I like his idea of using unused federal lands as a sort of urban homesteading. That’s a cool use of space, and if done right, could be a great opportunity for folks trapped in poverty from that region. The lottery thing for getting the spaces would be a little weird, but I suppose that’s as fair as it can get.
I wasn’t jazzed about expanding the federal authority and broadening the role of the military during a disaster like this. The talking heads I listened to after the address thought he might be referring to federalizing the National Guard, who report to the state governors. Apparently, he tried to do that in the days following 9/11, and that was received with a ton of screaming and hollering from the governors, Republicans and Democrats alike.
And of course, he promised rebuilding of the area, including bringing New Orleans back to life. That’s a noble and good goal. He also addressed the plight of the poor, indicating that they were proof of past racial injustice. While I think that there were challenges with this in times past, I think the bigger problem with some of the poor there — and elsewhere — is this notion that you can hold your hand out, and the government will put something in it. After a generation or two of this, there’s no real incentive to find and hold a job, and folks are in a circle of poverty.

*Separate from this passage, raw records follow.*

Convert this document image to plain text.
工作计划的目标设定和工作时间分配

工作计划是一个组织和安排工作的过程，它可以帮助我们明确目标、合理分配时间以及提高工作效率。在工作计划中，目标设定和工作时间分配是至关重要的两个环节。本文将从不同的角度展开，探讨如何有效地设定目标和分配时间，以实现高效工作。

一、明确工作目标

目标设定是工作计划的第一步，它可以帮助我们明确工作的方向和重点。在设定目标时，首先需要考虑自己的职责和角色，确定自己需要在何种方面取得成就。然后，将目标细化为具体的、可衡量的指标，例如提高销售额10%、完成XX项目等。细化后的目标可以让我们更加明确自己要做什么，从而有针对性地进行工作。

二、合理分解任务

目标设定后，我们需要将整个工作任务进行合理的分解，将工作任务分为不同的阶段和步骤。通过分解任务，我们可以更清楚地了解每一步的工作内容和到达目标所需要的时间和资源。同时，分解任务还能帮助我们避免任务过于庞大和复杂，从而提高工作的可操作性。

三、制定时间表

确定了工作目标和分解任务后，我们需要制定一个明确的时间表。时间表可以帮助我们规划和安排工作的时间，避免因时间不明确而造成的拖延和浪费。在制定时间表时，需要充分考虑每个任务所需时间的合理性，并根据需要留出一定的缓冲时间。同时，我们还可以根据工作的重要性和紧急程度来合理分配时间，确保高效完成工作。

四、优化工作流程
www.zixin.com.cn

I realize my view is vastly over-simplified and probably shaped by what I’ve seen and what I’ve lived, but I just can’t fathom that there’s no jobs out there if you happen to live in the South, and happen to belong to a given race or culture. I’m not saying that everyone should be handed a cushy desk job, but on the other hand, if you’re gonna rebuild a city and its infrastructure, it seems to me that there are tons of opportunities to learn skills, build companies and provide for families. My two cents.
So, how much will it cost, and where will the money come from? Well, Bush was tightlipped on that. Already $60B has been allocated, and the total bill may well be over $200B. I think it’s gonna be difficult to keep $80B+ in Iraq for troops, and still come up with that kind of money. And, of course, the money’s not there now, so it’ll have to be borrowed, and we surely couldn’t withstand another disaster on any kind of magnitude approaching Katrina.
Yup, I’m skeptical. Not so much of the intentions, but of laying the burden of moving boatloads of money into other countries, and pushing a ton of financing into our children’s future. That doesn’t seem like a cool deal to me.